Karya ini diberi nama ‘Di Balik Batu’ oleh Keday Loket. Deskripsi karya menyebut soal upaya “memanggil kembali ingatan bahwasannya Solok pernah menjadi saksi bisu dari perjuangan orang rantai,” lewat penghadiran blencong dan rantai yang dipakai buat mengebat orang rantai.
Selama ini Solok dikenal sebagai tempat singgah kereta pengangkut batubara dari Ombilin ke Padangpanjang dan kemudian ke Teluk Bayur, kata Boy Nistil, salah seorang perupa di Keday Loket.
“Namun masyarakat hanya tahu batubara sebagai produk yang sudah jadi saja, bagaimana batubara itu dihasilkan, tidak menjadi perhatian,” lanjutnya. “Padahal di balik itu ada pekerja paksa dan orang rantai yang bertaruh nyawa dan dieksploitasi untuk menghasilkan batubara.”
Boy juga menyebut dampak-dampak penambangan batubara lainnya seperti kerusakan lingkungan di Sawahlunto.
Keday Loket ingin menyampaikan hal itu lewat karyanya. Dengan cara pandang seperti ini, mereka menempatkan Stasiun Kereta Api Kota Solok sebagai bagian tak terpisahkan dari sejarah penindasan dan penghisapan pekerja paksa dan orang rantai di Ombilin.
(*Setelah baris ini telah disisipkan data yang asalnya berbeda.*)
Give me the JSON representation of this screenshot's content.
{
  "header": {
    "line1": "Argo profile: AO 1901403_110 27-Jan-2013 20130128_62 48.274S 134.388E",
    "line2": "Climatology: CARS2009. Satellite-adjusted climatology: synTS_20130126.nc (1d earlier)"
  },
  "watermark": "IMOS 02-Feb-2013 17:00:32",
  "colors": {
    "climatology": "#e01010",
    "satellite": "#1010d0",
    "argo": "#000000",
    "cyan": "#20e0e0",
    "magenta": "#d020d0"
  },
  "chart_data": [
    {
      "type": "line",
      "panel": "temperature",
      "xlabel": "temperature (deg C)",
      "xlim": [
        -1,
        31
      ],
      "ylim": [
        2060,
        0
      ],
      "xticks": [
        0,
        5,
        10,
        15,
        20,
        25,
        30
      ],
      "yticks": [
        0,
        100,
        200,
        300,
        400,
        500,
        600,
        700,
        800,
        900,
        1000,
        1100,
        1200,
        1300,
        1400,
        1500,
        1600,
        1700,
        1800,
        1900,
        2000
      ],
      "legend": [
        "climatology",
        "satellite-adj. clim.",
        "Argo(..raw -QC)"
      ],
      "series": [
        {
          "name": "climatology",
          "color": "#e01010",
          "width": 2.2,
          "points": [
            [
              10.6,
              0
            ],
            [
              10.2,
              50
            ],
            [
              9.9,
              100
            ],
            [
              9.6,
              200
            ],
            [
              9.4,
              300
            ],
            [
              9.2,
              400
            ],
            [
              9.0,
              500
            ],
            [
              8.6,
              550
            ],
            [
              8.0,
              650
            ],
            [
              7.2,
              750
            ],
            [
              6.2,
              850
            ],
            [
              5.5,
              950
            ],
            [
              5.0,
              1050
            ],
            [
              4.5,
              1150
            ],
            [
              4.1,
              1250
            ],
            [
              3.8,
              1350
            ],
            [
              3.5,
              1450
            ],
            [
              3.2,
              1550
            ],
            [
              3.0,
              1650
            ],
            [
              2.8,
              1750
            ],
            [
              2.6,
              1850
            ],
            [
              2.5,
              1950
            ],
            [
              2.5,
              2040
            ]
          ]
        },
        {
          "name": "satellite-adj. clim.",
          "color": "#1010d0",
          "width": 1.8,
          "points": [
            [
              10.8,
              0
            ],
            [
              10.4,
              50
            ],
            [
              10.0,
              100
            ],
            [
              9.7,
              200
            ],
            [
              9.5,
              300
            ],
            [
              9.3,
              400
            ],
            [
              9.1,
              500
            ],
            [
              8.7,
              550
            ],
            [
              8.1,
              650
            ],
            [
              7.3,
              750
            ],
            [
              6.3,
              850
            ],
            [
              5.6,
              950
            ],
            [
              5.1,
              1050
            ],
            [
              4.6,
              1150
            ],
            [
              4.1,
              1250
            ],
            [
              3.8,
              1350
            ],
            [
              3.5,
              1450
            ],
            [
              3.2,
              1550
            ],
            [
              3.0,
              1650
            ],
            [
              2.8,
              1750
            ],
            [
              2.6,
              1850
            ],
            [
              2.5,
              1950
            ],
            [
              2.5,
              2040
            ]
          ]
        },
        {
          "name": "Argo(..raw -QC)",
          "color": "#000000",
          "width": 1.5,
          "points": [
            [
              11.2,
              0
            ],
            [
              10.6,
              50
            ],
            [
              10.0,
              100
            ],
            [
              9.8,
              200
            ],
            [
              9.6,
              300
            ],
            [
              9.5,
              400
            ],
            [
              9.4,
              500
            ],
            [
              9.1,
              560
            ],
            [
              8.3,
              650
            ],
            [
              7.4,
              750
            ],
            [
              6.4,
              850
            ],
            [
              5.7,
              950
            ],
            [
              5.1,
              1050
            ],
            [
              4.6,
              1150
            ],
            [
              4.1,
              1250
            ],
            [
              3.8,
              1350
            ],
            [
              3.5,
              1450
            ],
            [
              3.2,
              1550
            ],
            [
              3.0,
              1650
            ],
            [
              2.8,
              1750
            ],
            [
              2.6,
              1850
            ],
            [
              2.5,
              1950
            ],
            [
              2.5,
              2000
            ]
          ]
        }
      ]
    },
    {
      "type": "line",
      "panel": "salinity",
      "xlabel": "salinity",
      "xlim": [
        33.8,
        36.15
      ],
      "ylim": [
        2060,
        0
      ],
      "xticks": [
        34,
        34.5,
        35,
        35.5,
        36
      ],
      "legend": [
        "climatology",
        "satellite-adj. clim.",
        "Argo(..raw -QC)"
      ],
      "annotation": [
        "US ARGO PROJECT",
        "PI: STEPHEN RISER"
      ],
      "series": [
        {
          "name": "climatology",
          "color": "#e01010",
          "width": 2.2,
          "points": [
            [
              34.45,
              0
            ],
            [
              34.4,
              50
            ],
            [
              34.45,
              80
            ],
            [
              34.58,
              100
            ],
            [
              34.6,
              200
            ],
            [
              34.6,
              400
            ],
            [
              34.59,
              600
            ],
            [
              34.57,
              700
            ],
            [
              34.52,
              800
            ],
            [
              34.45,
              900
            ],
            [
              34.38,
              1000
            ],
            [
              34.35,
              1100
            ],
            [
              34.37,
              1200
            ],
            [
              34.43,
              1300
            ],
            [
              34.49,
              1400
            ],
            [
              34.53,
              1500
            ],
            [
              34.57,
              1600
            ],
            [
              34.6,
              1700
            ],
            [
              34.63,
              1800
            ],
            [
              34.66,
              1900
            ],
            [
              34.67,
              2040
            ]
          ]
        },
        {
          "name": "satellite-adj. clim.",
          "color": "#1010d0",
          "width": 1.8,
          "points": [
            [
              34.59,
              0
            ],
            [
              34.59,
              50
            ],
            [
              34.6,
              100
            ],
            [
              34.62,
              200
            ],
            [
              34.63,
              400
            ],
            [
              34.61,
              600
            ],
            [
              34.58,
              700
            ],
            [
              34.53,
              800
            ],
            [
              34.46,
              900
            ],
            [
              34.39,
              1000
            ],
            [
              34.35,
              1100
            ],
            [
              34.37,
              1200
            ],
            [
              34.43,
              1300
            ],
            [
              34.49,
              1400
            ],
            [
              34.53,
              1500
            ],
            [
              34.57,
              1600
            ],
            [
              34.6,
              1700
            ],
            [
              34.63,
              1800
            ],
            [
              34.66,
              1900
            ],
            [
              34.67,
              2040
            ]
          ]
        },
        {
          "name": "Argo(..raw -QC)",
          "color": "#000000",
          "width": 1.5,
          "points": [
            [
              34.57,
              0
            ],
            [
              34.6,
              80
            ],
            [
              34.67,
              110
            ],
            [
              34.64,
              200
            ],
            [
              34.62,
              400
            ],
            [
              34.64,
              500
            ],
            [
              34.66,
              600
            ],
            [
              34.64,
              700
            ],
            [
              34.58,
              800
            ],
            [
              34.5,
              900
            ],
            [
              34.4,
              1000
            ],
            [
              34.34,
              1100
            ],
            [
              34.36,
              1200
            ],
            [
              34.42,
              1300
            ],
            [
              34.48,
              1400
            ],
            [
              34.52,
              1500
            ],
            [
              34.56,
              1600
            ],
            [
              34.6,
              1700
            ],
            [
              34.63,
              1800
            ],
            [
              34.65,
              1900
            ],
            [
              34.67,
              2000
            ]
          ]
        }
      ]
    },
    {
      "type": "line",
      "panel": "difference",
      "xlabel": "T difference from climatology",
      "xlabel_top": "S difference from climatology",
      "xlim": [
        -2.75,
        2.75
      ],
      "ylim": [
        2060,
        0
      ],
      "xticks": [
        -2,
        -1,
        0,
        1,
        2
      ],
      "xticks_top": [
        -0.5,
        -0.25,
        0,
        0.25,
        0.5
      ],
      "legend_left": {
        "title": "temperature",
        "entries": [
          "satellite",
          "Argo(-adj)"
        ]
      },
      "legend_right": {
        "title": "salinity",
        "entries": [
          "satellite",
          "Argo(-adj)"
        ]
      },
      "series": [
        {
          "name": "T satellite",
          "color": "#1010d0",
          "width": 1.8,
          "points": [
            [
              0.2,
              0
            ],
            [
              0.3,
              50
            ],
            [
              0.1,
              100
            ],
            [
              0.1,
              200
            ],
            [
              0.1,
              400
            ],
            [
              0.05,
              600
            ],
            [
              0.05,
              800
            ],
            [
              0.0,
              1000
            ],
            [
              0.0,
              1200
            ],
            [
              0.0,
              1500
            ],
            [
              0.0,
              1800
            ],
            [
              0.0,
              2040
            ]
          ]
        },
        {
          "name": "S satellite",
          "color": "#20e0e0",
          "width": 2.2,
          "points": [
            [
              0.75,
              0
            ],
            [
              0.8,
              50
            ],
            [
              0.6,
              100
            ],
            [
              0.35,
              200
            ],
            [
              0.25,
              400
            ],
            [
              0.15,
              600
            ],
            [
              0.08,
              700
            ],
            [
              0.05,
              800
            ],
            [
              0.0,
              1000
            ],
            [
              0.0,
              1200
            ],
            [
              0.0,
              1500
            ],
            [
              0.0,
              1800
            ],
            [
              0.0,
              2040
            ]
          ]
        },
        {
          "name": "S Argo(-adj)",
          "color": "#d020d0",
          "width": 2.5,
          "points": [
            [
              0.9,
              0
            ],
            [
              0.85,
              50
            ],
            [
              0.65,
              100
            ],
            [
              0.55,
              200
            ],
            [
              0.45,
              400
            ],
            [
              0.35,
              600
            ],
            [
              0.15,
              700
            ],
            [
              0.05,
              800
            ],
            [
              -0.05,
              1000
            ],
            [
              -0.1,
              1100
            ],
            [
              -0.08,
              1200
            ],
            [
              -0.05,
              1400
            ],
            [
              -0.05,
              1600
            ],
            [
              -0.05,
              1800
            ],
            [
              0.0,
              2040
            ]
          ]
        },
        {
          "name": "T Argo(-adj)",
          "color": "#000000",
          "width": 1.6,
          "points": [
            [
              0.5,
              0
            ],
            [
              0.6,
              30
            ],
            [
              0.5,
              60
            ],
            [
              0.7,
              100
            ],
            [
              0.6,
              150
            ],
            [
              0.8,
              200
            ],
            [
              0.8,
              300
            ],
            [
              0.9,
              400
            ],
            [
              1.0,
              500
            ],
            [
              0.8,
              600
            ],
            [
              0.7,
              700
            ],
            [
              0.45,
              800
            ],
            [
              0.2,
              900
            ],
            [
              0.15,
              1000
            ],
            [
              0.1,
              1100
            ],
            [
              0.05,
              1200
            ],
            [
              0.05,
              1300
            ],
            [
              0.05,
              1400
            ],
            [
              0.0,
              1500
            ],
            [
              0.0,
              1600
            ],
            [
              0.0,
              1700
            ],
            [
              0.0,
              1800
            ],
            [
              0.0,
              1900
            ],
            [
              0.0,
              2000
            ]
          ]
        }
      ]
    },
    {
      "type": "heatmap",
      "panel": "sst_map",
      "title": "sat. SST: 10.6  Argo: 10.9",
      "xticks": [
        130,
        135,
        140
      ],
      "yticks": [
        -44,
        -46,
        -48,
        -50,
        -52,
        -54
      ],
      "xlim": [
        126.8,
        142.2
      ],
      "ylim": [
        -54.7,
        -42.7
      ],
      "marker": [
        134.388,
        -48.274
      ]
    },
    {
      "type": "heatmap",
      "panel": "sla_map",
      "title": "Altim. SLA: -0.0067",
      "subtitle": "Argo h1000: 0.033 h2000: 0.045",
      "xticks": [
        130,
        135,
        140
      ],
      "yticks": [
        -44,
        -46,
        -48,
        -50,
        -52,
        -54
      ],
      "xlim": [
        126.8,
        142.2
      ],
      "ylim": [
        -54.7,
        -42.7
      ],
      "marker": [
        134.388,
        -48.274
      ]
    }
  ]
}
Tambang, rel, stasiun, dan pelabuhan adalah jaringan fasilitas penghisapan.
Dalam bahasa lain, karya ini adalah gugatan atas narasi-narasi sejarah yang menghadirkan industri tambang batubara dan jaringan distribusinya sebagai sesuatu yang normal-normal saja; bahwa tak ada yang perlu dipermasalahkan dari keberadaan situs-situs itu, malahan ia turut mendorong kemajuan di wilayah yang kini disebut Sumatera Barat. Dengan demikian, karya ini juga merupakan gugatan atas modernitas yang dibawa kolonialisme itu sendiri, modernitas yang dicangkokkan dari atas dan dibangun di atas penyiksaan dan bangkai manusia.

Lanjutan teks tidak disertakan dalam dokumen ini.